We present a detailed study of the pulsation of alpha Circini, the brightest of the rapidly oscillating Ap stars. We have obtained 84 d of high-precision photometry from four runs with the star tracker on the WIRE satellite. Simultaneously, we collected ground-based Johnson B observations on 16 nights at the South African Astronomical Observatory. In addition to the dominant oscillation mode at 2442 mu Hz, we detect two newmodes that lie symmetrically around the principal mode to form a triplet. The average separation between these modes is Delta f = 30.173 +/- 0.004 mu Hz and they are nearly equidistant with the separations differing by only 3.9 nHz.

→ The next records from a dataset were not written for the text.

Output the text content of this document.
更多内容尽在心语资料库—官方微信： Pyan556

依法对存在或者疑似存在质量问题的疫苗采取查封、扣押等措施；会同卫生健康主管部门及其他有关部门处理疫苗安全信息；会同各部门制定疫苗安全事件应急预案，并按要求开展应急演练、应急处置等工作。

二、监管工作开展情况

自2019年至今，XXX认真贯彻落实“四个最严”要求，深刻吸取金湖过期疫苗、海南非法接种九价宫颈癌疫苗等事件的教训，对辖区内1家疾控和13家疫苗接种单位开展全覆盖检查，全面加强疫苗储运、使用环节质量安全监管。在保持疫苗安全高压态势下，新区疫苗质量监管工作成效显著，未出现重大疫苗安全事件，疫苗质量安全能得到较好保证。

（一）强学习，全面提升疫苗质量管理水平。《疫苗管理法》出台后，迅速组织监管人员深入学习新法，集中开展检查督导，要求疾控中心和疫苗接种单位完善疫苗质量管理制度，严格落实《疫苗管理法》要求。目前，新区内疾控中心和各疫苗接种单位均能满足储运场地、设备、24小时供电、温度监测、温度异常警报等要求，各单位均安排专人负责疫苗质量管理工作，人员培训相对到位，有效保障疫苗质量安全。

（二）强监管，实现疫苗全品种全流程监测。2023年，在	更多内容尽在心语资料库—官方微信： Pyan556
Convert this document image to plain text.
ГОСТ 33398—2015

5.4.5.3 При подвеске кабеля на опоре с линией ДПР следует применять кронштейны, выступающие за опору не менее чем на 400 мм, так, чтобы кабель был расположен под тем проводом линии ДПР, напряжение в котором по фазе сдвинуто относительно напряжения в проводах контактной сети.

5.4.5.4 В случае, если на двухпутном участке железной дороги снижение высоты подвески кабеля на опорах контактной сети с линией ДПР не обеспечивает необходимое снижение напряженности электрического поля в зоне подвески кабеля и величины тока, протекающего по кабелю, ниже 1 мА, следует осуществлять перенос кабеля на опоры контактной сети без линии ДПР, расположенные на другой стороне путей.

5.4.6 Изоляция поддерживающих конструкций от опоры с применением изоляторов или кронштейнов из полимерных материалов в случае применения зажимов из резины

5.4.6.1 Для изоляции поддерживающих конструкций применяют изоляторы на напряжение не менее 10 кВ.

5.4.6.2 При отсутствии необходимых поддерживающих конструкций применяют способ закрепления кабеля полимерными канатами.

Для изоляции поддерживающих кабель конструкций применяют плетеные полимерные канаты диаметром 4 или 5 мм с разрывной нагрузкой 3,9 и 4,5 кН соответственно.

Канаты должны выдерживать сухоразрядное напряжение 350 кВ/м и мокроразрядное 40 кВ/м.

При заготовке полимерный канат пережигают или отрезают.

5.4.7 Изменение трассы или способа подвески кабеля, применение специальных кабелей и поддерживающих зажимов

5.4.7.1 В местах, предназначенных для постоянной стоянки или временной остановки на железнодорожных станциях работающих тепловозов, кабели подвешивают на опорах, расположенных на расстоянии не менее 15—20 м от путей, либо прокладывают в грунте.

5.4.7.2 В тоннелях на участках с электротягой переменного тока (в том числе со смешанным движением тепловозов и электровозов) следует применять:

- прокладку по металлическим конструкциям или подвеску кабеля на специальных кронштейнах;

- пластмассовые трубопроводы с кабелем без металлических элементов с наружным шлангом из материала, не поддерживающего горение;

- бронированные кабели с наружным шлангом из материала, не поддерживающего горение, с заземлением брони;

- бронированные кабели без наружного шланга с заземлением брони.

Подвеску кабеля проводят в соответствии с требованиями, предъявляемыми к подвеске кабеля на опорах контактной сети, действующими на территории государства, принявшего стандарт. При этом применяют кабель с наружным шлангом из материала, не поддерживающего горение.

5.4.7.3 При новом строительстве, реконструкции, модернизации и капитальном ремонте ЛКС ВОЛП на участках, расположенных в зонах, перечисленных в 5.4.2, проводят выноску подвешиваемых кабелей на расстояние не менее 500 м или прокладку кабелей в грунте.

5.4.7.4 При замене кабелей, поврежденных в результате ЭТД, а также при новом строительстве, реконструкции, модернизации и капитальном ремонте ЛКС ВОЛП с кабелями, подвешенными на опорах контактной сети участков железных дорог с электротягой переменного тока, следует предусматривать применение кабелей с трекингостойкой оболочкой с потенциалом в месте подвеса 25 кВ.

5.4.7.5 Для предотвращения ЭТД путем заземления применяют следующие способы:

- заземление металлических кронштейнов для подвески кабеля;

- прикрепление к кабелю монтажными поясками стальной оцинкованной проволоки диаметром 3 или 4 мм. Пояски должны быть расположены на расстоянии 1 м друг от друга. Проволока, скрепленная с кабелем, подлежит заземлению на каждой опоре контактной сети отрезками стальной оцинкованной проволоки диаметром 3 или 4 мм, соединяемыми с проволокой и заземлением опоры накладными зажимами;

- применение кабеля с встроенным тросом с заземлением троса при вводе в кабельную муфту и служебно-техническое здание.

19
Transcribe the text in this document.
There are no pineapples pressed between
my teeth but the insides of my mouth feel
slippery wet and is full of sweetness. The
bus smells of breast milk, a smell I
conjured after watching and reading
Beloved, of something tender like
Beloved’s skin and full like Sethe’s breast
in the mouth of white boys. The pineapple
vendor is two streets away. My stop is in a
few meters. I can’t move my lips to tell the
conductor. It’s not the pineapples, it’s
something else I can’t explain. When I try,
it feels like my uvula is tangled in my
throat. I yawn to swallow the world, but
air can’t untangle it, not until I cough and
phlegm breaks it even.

We compare the observed frequencies with theoretical pulsation models based on constraints from the recently determined interferometric radius and effective temperature, and the recently updated Hipparcos parallax. We show that the theoretical large separations for models of alpha Cir with global parameters within the 1 sigma observational uncertainties vary between 59 and 65 mu Hz. This is consistent with the large separation being twice the observed value of Delta f, indicating that the three main modes are of alternating even and odd degrees. The frequency differences in the triplet are significantly smaller than those predicted from our models, for all possible combinations of mode degrees, and may indicate that the effects of magnetic perturbations need to be taken into account. The WIRE light curves are modulated by a double wave with a period of 4.479 d, and a peak-to-peak amplitude of 4 mmag. This variation is due to the rotation of the star and is a new discovery, made possible by the high precision of the WIRE photometry. The rotational modulation confirms an earlier indirect determination of the rotation period. The main pulsation mode at 2442 mu Hz has two sidelobes split by exactly the rotation frequency. From the amplitude ratio of the sidelobes to the central peak, we show that the principal mode is consistent with an oblique axisymmetric dipole mode (l = 1, m = 0) or with a magnetically distorted mode of higher degree with a dominant dipolar component.